Right about now, he’s probably trying to pick winners on the New York Stock Exchange.
I was in Las Vegas for a meeting of business writers, of all things. Somebody thought it would be a clever idea to discuss business journalism in the land of one-sided transactions.
So I listened to people like Bill Gross, the Pimco bond fund guru – and reportedly a former professional blackjack player in Vegas – and then slipped away to Binion’s when someone started to pontificate about whether newspapers should list stock prices in decimals or one-eighths.
Later, we took a field trip to a day-trading shop, where people sat slumped in chairs, staring at computer screens, each tracking a particular stock all day long.

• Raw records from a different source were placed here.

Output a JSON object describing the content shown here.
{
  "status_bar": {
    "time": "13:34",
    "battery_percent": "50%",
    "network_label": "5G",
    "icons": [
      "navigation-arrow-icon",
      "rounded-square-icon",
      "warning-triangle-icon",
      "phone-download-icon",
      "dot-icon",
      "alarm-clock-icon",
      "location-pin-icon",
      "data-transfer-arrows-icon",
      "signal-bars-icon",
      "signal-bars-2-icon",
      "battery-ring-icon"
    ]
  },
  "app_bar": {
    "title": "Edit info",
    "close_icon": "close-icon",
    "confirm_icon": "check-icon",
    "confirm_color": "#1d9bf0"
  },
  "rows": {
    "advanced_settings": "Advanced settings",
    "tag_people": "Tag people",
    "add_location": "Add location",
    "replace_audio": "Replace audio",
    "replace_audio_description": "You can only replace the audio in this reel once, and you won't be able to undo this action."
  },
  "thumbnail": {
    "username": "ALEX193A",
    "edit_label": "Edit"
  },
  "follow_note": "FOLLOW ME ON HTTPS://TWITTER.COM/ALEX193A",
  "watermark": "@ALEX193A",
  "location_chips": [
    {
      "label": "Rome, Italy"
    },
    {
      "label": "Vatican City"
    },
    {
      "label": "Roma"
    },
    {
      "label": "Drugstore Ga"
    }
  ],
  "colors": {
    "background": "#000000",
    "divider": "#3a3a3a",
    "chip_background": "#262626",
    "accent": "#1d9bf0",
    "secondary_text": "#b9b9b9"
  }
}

One young woman had decided to devote a year of her life to following IBM or something. I don’t remember the company, but I’ll never forget that she claimed to be up $600,000 with a couple of months to go. It felt like true love, but I had to get back on the bus.
I wonder how the day traders are doing now, when so few of the old rules seem to apply. They were the opposite of the guy at the roulette table. If this were skydiving, which the current market also resembles, he would jump out of a plane and then look for a parachute; the day traders would monitor the altitude, calculate wind drift and jump at a predetermined point with a top-quality canopy plus a reserve.
But in a market like this one, they still might land in a sewage lagoon.
As for my own roulette experience, I took a much duller approach than the wild-eyed fellow, who understood that Las Vegas is where you go for excitement, not conservative money-grubbing. And yet I was less patient than the day traders, who know big money is made slowly.
I bet red every time, letting the bet ride when I won and doubling it when I lost. In less than an hour, I won $50. This is when I realized I was a genius.
A couple of years ago, I tried the same super-brilliant method at Prairie Meadows. However, the place was so jammed that I couldn’t get near the table, so I had to play in my head. This was fortunate, because I was way behind when I gave up.
Genius comes and goes. Just ask Wall Street.